Küçük ölçekli uygulama için
Küçük Ölçekli Uygulama kapsamında değerlendirilen 25 milyon TL’den az borcu bulunan firmaların iflas etmemiş olmak ile toplam borcun 25 milyon TL’den az olması gibi hukuki açıdan, başvuru şartlarını taşıması gerekiyor. Küçük ölçekli uygulamalar için başvuru süreci hukuki açıdan büyük ölçekli uygulamadan farklılık gösteriyor. İlk başvuru hukuki esaslara uygun şekilde hazırlanmış bulunan başvuru dosyası ile birlikte Çerçeve Anlaşması’nı imzalamış en yüksek 3 alacaklı Kuruluştan birine yapılır. İlk başvuru yapılan alacaklı kuruluş kabul etmezse, 2’nci ve 3’üncü sıradaki alacaklı kuruluşa, başvurulabilir, üçüncü alacaklı kuruluş da başvuruyu kabul etmezse yeniden yapılandırma süreci başlamaz. Hukuki açıdan, süreci başvuruyu kabul eden alacaklı kuruluş yürütür ve borçlu hakkında fizibilite raporunu hazırlar.

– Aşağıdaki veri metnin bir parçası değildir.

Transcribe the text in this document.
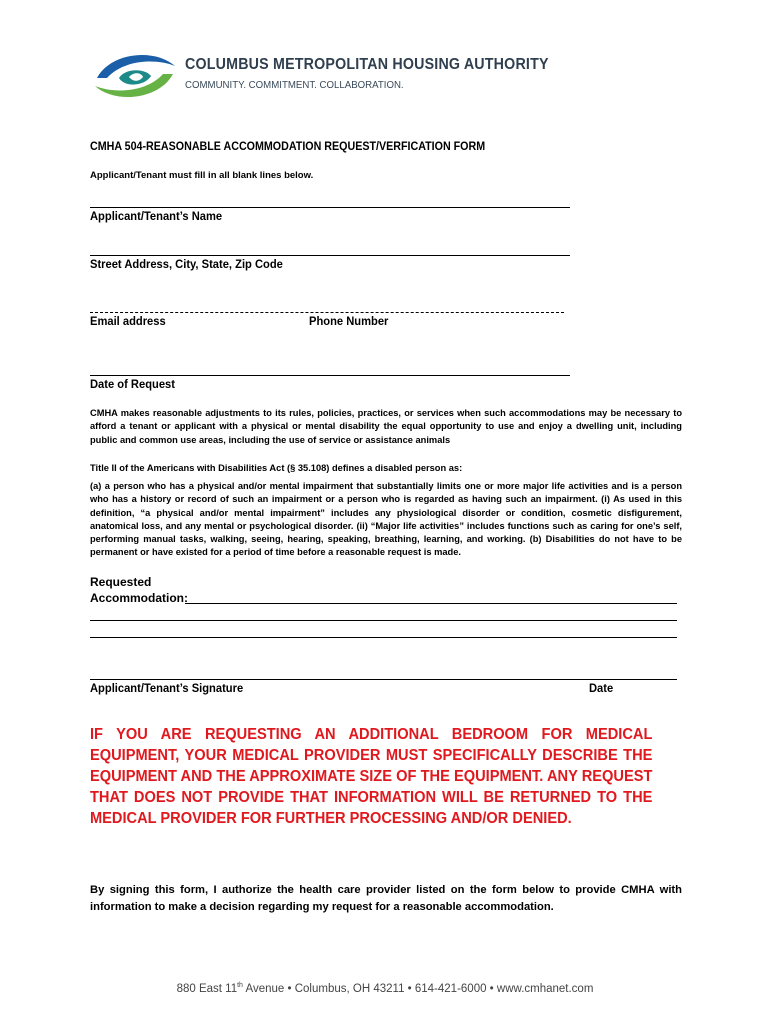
COLUMBUS METROPOLITAN HOUSING AUTHORITY
COMMUNITY. COMMITMENT. COLLABORATION.
CMHA 504-REASONABLE ACCOMMODATION REQUEST/VERFICATION FORM
Applicant/Tenant must fill in all blank lines below.
Applicant/Tenant’s Name
Street Address, City, State, Zip Code
Email address	Phone Number
Date of Request
CMHA makes reasonable adjustments to its rules, policies, practices, or services when such accommodations may be necessary to afford a tenant or applicant with a physical or mental disability the equal opportunity to use and enjoy a dwelling unit, including public and common use areas, including the use of service or assistance animals
Title II of the Americans with Disabilities Act (§ 35.108) defines a disabled person as:
(a) a person who has a physical and/or mental impairment that substantially limits one or more major life activities and is a person who has a history or record of such an impairment or a person who is regarded as having such an impairment. (i) As used in this definition, “a physical and/or mental impairment” includes any physiological disorder or condition, cosmetic disfigurement, anatomical loss, and any mental or psychological disorder. (ii) “Major life activities” includes functions such as caring for one’s self, performing manual tasks, walking, seeing, hearing, speaking, breathing, learning, and working. (b) Disabilities do not have to be permanent or have existed for a period of time before a reasonable request is made.
Requested
Accommodation:
Applicant/Tenant’s Signature	Date
IF YOU ARE REQUESTING AN ADDITIONAL BEDROOM FOR MEDICAL EQUIPMENT, YOUR MEDICAL PROVIDER MUST SPECIFICALLY DESCRIBE THE EQUIPMENT AND THE APPROXIMATE SIZE OF THE EQUIPMENT. ANY REQUEST THAT DOES NOT PROVIDE THAT INFORMATION WILL BE RETURNED TO THE MEDICAL PROVIDER FOR FURTHER PROCESSING AND/OR DENIED.
By signing this form, I authorize the health care provider listed on the form below to provide CMHA with information to make a decision regarding my request for a reasonable accommodation.
880 East 11th Avenue • Columbus, OH 43211 • 614-421-6000 • www.cmhanet.com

Dosyada fizibilite raporuna esas olacak konuyu iyi açıklayan hukuki bir rapor sunulması başarı açısından önemli. Diğer alacaklı kuruluşlardan başvuru konusundaki görüşleri toplar. Alacak tutarı bakımından üçte bir çoğunluğun ve en az 2 alacaklı kuruluşun uygun görüşünün sağlanmasıyla FYYS imzalanır. Alacaklı kuruluşlar kendi aralarında anlaşamazsa süreç sona erer. Mevcut dava ve icra takipleri için Büyük Ölçekli uygulamada geçerli hukuki esaslar burada da geçerli olur.
Covid-19 önlemlerinin ülke ekonomileri üzerindeki oluşturuğu durumlar ve alınan tedbirler izlenmeye devam ediyor.